– Affreuse plaisanterie, dit Gorenflot, vous savez parfaitement bien ce que j'ai fait depuis hier soir.
– C'est-à-dire, reprit Chicot, oui, depuis huit heures jusqu'à dix, mais non depuis dix jusqu'à trois.
– Comment, depuis dix heures jusqu'à trois?
– Sans doute, à dix heures vous êtes sorti.
– Moi! fit Gorenflot en regardant le Gascon avec des yeux dilatés par la surprise.
– Si bien sorti, que je vous ai demandé où vous alliez.
– Où j'allais; vous m'avez demandé cela?
– Oui!
– Et que vous ai-je répondu?
– Vous m'avez répondu que vous alliez prononcer un discours.
– Il y a du vrai dans tout ceci cependant, murmura Gorenflot ébranlé.
– Parbleu! c'est si vrai, que vous me l'avez dit en partie, votre discours; il était fort long.
– Il était en trois parties, c'est la coupe que recommande Aristote.
– Il y avait même de terribles choses contre le roi Henri III dans votre discours.
– Bah! dit Gorenflot.
– Si terribles, que je ne serais pas étonné qu'on vous poursuivît comme fauteur de troubles.
– Monsieur Chicot, vous m'ouvrez les yeux; avais-je l'air bien éveillé en vous parlant?
– Je dois vous dire, compère, que vous me paraissiez fort étrange; votre regard surtout était d'une fixité qui m'effrayait; on eût dit que vous étiez éveillé sans l'être, et que vous parliez tout en dormant.

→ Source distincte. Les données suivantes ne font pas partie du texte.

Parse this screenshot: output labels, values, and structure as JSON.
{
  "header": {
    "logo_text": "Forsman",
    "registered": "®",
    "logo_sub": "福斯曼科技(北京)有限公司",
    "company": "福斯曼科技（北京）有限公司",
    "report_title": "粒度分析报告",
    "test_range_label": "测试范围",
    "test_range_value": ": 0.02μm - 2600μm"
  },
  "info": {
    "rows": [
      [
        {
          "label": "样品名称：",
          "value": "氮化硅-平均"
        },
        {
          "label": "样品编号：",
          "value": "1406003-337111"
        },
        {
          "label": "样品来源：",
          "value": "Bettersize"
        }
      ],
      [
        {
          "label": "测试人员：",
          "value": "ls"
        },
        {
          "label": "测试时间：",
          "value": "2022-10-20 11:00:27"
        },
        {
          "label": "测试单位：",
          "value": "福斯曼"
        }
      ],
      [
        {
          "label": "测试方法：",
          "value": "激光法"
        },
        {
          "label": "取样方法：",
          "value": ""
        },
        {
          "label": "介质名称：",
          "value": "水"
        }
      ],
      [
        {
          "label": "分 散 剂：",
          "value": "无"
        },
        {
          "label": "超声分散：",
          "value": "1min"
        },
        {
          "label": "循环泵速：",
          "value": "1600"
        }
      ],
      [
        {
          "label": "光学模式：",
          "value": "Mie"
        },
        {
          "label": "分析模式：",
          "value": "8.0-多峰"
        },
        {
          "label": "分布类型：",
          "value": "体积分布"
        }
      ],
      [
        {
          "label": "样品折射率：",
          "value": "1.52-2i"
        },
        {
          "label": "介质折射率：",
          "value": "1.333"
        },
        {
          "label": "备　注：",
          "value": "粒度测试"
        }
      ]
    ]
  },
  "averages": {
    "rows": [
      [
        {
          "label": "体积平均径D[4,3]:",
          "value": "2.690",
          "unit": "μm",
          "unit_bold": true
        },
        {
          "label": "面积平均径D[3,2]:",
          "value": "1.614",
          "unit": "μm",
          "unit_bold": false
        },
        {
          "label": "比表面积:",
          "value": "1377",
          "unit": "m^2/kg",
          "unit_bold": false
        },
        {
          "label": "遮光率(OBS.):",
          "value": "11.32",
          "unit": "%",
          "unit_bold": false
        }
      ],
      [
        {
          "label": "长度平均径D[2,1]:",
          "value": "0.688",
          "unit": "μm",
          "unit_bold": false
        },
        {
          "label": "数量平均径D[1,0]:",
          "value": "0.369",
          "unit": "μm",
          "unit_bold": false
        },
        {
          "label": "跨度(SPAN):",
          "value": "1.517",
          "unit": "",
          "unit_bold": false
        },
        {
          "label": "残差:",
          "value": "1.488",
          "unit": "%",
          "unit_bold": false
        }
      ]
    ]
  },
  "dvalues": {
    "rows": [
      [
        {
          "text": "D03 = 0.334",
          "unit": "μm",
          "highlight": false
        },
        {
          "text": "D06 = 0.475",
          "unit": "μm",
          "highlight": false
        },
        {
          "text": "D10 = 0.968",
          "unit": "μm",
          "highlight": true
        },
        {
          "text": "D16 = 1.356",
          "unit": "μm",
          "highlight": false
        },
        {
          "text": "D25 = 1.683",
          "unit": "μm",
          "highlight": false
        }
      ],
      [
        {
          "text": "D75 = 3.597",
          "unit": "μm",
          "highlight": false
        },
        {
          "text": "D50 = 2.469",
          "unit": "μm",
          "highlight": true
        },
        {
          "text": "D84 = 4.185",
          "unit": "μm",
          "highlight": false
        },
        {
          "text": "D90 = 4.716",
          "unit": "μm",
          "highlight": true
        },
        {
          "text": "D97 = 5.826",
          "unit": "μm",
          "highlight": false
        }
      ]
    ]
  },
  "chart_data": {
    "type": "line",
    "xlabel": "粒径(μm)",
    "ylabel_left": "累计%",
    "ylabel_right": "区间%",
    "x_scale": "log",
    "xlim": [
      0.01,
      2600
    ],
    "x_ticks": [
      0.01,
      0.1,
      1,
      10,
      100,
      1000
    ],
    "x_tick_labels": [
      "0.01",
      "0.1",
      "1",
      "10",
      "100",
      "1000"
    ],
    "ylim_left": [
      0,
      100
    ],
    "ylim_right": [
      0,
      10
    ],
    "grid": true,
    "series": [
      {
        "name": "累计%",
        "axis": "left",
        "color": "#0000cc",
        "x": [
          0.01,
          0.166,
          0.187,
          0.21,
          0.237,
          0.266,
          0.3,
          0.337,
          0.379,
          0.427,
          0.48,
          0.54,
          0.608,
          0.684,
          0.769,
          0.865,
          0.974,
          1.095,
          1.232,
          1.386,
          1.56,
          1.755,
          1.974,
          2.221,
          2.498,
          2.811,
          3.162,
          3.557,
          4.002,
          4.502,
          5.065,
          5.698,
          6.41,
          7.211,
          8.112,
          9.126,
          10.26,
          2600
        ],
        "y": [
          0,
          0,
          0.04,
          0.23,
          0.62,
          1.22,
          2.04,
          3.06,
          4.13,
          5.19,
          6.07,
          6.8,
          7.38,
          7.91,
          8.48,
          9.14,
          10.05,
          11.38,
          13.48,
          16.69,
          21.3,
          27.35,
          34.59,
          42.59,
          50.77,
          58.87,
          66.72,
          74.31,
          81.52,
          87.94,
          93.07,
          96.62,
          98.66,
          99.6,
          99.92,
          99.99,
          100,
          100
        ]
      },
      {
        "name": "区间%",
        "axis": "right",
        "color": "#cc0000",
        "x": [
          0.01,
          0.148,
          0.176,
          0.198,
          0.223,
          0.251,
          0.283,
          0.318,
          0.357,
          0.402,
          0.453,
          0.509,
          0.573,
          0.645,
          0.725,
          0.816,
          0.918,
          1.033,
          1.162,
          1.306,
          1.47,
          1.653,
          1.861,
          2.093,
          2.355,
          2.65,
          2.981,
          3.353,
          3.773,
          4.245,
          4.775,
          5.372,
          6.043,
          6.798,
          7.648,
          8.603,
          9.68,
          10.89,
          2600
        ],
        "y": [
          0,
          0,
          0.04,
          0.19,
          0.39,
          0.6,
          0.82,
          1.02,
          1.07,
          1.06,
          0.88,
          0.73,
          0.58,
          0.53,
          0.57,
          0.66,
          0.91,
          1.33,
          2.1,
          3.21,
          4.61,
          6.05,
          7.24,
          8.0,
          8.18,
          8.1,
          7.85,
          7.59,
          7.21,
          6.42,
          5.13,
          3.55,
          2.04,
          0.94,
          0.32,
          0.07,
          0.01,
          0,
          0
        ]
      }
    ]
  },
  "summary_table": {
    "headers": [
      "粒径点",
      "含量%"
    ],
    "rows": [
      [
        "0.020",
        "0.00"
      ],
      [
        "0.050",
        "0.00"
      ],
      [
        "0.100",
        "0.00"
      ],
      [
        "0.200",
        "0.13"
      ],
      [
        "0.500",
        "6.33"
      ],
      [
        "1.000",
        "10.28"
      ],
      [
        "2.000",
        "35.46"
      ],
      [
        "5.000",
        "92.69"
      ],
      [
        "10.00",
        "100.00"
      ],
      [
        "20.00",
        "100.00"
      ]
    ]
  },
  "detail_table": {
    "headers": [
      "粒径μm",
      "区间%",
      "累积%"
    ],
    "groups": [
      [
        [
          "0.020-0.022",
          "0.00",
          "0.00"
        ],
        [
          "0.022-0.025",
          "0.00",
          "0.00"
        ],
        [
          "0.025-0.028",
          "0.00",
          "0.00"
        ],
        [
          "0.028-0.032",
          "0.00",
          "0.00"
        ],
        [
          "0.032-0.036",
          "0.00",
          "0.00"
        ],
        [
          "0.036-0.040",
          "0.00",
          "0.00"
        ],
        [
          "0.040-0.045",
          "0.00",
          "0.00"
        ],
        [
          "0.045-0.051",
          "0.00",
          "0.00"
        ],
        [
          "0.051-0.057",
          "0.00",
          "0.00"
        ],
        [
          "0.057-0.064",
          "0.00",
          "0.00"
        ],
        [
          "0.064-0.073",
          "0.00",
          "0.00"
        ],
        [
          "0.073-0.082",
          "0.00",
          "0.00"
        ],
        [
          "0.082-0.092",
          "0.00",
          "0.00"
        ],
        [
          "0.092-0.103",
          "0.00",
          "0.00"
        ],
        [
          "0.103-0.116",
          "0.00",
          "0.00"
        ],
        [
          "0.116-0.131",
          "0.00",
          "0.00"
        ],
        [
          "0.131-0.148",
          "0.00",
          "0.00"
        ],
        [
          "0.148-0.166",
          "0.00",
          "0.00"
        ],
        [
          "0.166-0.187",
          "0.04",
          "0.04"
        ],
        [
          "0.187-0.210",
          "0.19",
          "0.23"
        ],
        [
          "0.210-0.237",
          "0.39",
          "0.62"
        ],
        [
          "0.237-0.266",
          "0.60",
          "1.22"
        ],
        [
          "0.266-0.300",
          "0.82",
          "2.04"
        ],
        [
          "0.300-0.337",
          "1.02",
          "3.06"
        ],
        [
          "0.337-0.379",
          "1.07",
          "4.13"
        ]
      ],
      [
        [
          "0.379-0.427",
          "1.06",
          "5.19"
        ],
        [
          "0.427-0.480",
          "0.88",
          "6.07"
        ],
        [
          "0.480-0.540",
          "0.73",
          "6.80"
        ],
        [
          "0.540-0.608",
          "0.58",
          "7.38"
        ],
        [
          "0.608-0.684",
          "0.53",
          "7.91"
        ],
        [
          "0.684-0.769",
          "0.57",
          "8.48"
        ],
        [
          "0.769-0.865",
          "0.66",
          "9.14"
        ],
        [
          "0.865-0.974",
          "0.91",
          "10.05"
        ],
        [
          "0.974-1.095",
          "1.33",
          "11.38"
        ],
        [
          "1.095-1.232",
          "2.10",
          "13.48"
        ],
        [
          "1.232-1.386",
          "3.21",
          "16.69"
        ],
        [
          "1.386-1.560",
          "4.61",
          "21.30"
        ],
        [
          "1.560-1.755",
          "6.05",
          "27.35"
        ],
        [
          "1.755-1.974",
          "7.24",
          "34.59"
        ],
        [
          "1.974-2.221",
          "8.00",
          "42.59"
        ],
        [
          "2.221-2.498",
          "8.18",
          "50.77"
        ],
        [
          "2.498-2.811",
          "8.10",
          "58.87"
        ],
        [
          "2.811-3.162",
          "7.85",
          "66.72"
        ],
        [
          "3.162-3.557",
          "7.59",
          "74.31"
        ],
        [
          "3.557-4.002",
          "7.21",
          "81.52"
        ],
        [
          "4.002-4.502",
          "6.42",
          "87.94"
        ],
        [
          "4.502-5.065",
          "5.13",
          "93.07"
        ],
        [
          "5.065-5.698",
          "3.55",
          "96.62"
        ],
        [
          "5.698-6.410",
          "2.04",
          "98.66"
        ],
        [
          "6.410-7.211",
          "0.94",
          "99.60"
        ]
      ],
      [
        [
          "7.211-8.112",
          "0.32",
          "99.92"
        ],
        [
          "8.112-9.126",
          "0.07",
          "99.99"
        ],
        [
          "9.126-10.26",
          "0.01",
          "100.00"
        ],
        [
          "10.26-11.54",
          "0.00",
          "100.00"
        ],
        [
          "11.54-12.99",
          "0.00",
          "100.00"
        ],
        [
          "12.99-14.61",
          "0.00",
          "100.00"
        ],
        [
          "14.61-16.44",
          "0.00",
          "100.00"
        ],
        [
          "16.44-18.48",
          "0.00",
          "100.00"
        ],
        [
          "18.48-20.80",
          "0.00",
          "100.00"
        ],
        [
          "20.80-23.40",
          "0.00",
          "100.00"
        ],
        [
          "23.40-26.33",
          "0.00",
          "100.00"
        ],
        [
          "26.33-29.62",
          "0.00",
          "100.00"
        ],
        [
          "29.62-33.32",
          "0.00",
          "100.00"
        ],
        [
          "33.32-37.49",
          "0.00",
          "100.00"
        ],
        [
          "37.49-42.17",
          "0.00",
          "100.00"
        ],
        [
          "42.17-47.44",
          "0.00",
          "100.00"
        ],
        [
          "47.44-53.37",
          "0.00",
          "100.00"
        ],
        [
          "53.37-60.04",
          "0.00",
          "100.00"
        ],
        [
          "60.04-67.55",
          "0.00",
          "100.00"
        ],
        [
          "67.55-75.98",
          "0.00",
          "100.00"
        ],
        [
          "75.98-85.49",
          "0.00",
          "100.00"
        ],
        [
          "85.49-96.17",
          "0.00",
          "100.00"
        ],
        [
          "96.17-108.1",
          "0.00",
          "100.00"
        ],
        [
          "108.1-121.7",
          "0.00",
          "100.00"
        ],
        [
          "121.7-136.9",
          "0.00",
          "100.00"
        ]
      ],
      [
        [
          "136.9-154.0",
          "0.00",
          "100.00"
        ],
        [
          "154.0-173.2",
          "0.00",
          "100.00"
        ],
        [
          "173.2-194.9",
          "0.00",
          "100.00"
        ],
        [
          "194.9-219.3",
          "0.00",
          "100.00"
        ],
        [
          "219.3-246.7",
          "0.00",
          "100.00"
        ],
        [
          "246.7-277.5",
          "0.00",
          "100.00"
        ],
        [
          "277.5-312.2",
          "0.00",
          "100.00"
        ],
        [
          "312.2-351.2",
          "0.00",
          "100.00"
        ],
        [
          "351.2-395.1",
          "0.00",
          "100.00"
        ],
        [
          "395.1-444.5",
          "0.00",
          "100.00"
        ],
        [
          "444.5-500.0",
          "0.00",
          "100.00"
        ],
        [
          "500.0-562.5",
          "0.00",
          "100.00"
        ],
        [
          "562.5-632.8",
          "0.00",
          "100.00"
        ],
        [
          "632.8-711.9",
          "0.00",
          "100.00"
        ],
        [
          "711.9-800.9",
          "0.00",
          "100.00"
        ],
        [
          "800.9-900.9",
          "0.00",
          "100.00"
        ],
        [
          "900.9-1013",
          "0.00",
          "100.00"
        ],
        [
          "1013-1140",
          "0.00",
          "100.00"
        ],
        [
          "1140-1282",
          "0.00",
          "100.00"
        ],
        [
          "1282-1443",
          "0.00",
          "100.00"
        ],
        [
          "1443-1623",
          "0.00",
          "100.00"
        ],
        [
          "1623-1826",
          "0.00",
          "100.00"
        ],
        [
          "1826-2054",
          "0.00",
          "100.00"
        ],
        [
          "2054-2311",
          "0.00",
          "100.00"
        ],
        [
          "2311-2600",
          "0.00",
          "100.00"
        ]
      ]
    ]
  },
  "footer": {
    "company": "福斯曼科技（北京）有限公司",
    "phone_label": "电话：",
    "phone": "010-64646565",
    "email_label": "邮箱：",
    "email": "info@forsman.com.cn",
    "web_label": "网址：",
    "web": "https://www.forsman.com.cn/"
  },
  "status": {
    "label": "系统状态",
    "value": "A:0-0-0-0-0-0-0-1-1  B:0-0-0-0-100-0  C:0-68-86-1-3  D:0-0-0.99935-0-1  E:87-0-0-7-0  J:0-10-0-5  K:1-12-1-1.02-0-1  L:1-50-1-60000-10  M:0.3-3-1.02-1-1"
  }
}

– Cependant, dit Gorenflot, je suis sûr de m'être réveillé ce matin à la Corne d'Abondance, quand le diable y serait.
– Eh bien, qu'y a-t il d'étonnant à cela?
– Comment! ce qu'il y a d'étonnant, puisque vous dites que j'en suis sorti à dix heures, de la Corne d'Abondance!
– Oui; mais vous y êtes rentré à trois heures du matin, et, comme preuve, je vous dirai même que vous aviez laissé la porte ouverte, et que j'ai eu très froid.